Il y a une dizaine d’années, une étudiante originaire de Taïwan, Madame Ting-li Taï (aujourd’hui Mme Taï- Masgnaud), s’est inscrite en DEA et m’a demandé de diriger son mémoire, en me précisant qu’elle souhaitait travailler sur un sujet de linguistique contrastive portant sur le chinois et sur les langues indo-européennes. Devenue doctorante, cette jeune femme brillante a accepté, sur la demande du doyen de l’époque, de dispenser une initiation au chinois, qui a attiré plusieurs dizaines de jeunes limougeauds. Ensemble, nous avons rédigé un petit manuel, que les Presses Universitaires du Limousin (PULIM) ont accepté d’éditer (1997, un deuxième tirage a été fait en 2000).
Le cours de chinois aété par la suite maintenu et confié à d’autres personnes travaillant sous mon autorité.
Des recherches ont été conduites en commun. A notamment été lancée la réalisation du projet de dictionnaire des langues classiques de l’Orient et de l’Occident (voir Nouvelles Technologies d’Information et de Communication, Actes du Congrès de l’Association Guillaume-Budé (Limoges, août 1998), publiés par Y. Liébert et J.-P. Levet, pages 123 à 134).
C’est par l’intermédiaire de Mme Taï que je suis entré en relation avec un universitaire taïwanais, le professeur Chin Day-Hsi, de l’Université Nationale Centrale de Chung-Li.
Désireuse d’envoyer en France, chaque année, un certain nombre de ses étudiants de troisième année pour qu’ils complètent leur apprentissage du français, cette université a signé avec celle de Limoges, en 1995, une convention. Le professeur Chin et moi sommes responsables de son application. Elle porte sur la recherche, l’envoi de documents scientifiques et pédagogiques ainsi que sur l’échange d’étudiants (en sciences du langage, français, philologie et littératures classiques). Le nombre d’étudiants taïwanais présents à Limoges est variable d’une année à l’autre. Actuellement, nous avons le plaisir d’en accueillir neuf. Aucun d’entre eux ne travaille directement sur les langues anciennes, mais certains suivent quelques heures des départements de latin et de grec.
Un assistant de l’Université de Xi’an, l’ancienne capitale impériale, terme de la route de la soie, M. JIA Baojun, m’a contacté en 1999 pour savoir s’il était possible de venir faire des études doctorales à Limoges.

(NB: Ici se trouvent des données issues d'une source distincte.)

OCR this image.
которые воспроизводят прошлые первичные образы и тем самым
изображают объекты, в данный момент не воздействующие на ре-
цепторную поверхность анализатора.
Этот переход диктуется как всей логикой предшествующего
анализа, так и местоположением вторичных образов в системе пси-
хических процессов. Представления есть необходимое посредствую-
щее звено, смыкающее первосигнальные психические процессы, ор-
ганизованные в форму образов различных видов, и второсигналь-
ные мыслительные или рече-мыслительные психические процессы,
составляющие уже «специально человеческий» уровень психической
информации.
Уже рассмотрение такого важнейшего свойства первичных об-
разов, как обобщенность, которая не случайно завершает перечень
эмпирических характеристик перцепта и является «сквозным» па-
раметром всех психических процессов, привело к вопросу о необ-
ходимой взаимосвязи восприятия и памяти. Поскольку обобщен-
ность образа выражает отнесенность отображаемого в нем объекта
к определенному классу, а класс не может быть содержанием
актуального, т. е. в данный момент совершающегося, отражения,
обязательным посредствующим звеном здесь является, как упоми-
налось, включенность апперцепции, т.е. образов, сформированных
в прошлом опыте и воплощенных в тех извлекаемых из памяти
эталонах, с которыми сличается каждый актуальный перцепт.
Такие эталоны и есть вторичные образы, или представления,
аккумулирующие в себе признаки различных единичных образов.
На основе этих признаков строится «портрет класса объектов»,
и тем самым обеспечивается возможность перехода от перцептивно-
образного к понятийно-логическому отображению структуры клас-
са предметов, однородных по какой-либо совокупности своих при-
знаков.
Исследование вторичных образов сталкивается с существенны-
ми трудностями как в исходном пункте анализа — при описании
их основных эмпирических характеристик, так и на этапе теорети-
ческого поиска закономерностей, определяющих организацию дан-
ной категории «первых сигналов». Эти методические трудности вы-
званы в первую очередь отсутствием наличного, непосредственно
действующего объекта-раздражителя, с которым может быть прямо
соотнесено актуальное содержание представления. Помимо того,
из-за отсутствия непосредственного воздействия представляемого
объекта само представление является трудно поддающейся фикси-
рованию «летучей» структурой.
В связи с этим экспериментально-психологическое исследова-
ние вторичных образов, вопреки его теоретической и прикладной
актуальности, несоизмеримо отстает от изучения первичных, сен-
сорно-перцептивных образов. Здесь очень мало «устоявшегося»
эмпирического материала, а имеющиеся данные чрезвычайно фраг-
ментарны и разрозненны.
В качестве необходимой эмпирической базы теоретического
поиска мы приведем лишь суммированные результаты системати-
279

Il a préparé sous ma direction un DEA qui a été jugé excellent, ce qui lui a permis d’obtenir une bourse européenne pour préparer une thèse dans laquelle il étudie le texte latin de la Consolation de Boèce et quelques-unes de ses traductions françaises, tout en préparant une version chinoise, accompagnée de commentaires linguistiques comparatifs et contrastifs.
Par l’intermédiaire de ce doctorant, je suis entré en contact avec le doyen Hu, de Xi’an, et une convention a été signée entre nos deux établissements, en 2000. Elle prévoit des échanges divers.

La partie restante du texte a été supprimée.